Mais alors que sa mère l’a soutenue après la mort de son père, les membres de la famille élargie ont tenté de décourager son jeune frère.
« Mes oncles lui ont dit : « épouse-la ». »raconte-t-elle à l’AFP. « Ma mère subissait beaucoup de pression »Elle ajoute que ses proches craignent qu’elle ne s’engage dans une relation amoureuse en quittant souvent la maison plutôt que d’accepter un mariage arrangé.
Anum Shahzadi, 19 ans, qui travaille dans la même usine, a été encouragée à travailler par ses parents après le lycée.
« Pourquoi obtenir un diplôme si on ne peut pas être indépendant ? »indique celle qui assure désormais le revenu du ménage aux côtés de son frère.
Bushra Khaliq, de l’ONG Women In Struggle for Empowerment (WISE), voit « un tournant » dans les droits politiques et économiques des femmes au Pakistan, principalement dans la classe moyenne urbaine. » opportunité « dans la crise économique actuelle.

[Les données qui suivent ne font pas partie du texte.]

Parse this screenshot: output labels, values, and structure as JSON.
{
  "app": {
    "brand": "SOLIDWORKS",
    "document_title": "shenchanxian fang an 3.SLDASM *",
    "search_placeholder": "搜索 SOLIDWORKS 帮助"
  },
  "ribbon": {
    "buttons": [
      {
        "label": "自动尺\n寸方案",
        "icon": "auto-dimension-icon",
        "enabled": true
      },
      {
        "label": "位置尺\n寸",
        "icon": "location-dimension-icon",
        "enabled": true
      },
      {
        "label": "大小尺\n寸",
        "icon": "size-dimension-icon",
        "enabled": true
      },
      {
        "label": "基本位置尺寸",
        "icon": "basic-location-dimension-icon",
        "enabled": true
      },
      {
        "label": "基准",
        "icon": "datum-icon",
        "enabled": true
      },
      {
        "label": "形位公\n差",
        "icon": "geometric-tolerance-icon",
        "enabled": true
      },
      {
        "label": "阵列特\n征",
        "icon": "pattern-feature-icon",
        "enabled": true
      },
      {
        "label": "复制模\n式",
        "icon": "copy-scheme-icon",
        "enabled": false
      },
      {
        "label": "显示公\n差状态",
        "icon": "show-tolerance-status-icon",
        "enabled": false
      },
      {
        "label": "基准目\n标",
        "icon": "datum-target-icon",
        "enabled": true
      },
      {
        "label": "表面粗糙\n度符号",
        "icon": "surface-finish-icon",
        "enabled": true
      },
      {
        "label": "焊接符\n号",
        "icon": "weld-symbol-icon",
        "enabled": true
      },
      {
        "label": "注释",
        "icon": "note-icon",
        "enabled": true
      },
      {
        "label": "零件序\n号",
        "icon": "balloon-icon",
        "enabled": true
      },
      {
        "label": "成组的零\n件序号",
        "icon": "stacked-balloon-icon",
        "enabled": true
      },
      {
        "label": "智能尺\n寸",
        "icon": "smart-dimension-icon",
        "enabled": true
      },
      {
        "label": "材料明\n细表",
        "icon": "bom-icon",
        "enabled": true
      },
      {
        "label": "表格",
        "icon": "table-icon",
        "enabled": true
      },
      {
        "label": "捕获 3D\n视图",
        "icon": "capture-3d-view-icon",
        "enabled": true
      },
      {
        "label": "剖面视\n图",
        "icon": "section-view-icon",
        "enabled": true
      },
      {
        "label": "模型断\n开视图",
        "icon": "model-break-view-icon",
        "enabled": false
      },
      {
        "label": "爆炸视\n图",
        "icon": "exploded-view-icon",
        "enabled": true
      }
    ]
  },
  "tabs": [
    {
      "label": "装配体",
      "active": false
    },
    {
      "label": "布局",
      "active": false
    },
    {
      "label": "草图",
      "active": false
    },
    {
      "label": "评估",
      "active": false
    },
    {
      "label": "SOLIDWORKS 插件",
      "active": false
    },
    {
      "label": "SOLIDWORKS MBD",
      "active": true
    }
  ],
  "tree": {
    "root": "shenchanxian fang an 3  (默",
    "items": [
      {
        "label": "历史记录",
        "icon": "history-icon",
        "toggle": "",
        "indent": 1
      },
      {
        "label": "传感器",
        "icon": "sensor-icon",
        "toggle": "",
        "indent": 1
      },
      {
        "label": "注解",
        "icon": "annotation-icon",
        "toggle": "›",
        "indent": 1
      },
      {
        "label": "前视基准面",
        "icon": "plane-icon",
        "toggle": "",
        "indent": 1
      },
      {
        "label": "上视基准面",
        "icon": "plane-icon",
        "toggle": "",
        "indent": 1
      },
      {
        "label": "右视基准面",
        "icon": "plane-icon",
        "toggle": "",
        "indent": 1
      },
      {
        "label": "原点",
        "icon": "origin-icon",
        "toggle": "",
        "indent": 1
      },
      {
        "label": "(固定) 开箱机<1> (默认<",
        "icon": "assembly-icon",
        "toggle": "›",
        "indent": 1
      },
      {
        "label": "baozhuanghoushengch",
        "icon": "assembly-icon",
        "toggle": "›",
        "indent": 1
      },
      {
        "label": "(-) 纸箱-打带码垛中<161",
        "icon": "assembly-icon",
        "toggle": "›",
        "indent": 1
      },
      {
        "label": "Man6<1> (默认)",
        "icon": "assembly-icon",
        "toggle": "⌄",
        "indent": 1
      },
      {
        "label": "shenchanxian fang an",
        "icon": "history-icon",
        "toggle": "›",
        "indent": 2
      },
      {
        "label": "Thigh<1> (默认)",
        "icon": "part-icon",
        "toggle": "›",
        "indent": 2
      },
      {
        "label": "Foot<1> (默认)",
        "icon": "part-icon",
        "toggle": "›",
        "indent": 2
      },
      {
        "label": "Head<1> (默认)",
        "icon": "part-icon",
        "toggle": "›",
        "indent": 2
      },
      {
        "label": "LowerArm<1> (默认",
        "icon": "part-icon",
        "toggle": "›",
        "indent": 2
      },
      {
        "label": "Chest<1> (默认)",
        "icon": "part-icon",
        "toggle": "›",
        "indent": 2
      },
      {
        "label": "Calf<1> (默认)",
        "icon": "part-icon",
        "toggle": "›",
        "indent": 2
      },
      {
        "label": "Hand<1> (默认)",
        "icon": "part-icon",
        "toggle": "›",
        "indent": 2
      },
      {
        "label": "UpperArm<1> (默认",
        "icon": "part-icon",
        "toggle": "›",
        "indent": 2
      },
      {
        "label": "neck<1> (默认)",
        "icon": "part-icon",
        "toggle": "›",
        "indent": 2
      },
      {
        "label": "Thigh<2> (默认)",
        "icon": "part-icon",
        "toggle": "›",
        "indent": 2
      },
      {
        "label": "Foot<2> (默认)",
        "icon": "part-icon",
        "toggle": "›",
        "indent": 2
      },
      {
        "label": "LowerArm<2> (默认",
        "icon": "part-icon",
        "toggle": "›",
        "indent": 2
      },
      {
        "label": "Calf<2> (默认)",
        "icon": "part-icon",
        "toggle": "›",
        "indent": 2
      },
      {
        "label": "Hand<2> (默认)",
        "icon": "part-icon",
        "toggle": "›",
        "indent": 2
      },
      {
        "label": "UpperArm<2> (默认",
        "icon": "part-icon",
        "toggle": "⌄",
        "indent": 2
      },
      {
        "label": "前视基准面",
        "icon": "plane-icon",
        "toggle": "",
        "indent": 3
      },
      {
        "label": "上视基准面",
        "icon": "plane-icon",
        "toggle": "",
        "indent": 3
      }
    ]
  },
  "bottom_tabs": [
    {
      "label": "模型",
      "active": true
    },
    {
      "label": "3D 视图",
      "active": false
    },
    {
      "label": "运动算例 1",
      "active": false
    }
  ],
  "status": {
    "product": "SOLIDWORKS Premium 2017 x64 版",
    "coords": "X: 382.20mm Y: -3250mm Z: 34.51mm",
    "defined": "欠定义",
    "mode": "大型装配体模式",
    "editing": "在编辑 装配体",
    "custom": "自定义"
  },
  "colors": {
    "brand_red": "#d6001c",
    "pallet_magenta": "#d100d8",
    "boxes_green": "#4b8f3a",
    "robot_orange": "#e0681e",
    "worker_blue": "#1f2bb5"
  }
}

« Jusqu’à présent, la société leur a dit que se marier et prendre soin de leur foyer étaient leur objectif principal dans la vie. »a-t-elle déclaré à l’AFP.
« Nous sommes partenaires »
Alors qu’Anum Shahzadi a commencé à travailler à 19 ans, Farzana Augustine a reçu son premier salaire l’année dernière à 43 ans lorsque son mari a perdu son emploi à cause du Covid-19.
« Ma femme a dû prendre le relais »dit ce dernier, Augustin Saddique. « Il n’y a rien de triste là-dedans : nous sommes partenaires et nous entretenons cette maison ensemble. »dit le chrétien de 45 ans.
Leurs enfants, en revanche, « Ne dites à personne que leur mère travaille, ils n’aiment pas ça »explique Farzana Augustine.
Karachi, qui compte officiellement 20 millions d’habitants, mais probablement plus en réalité, son port et sa vaste zone industrielle attirent des migrants et des entrepreneurs de tout le pays dans l’espoir qu’un emploi les aidera à gravir l’échelle sociale.
Zahra Afzal, 19 ans, a emménagé chez son oncle il y a quatre ans.
Ses parents venaient de mourir et elle a quitté leur village au cœur des régions agricoles du Pakistan pour s’occuper des enfants des familles de Karachi.
« Si d’autres membres de la famille avaient accueilli Zahra, elle serait déjà mariée »assure, non sans fierté, son oncle Kamran Aziz.
Lui, au contraire, a « a décidé avec sa femme d’aller à contre-courant et d’élever leurs filles pour qu’elles apprennent à se débrouiller seules avant de se marier ».
Zahra Afzal, de son côté, est fière d’une chose : aujourd’hui, sa sœur et sa cousine la considèrent comme un modèle.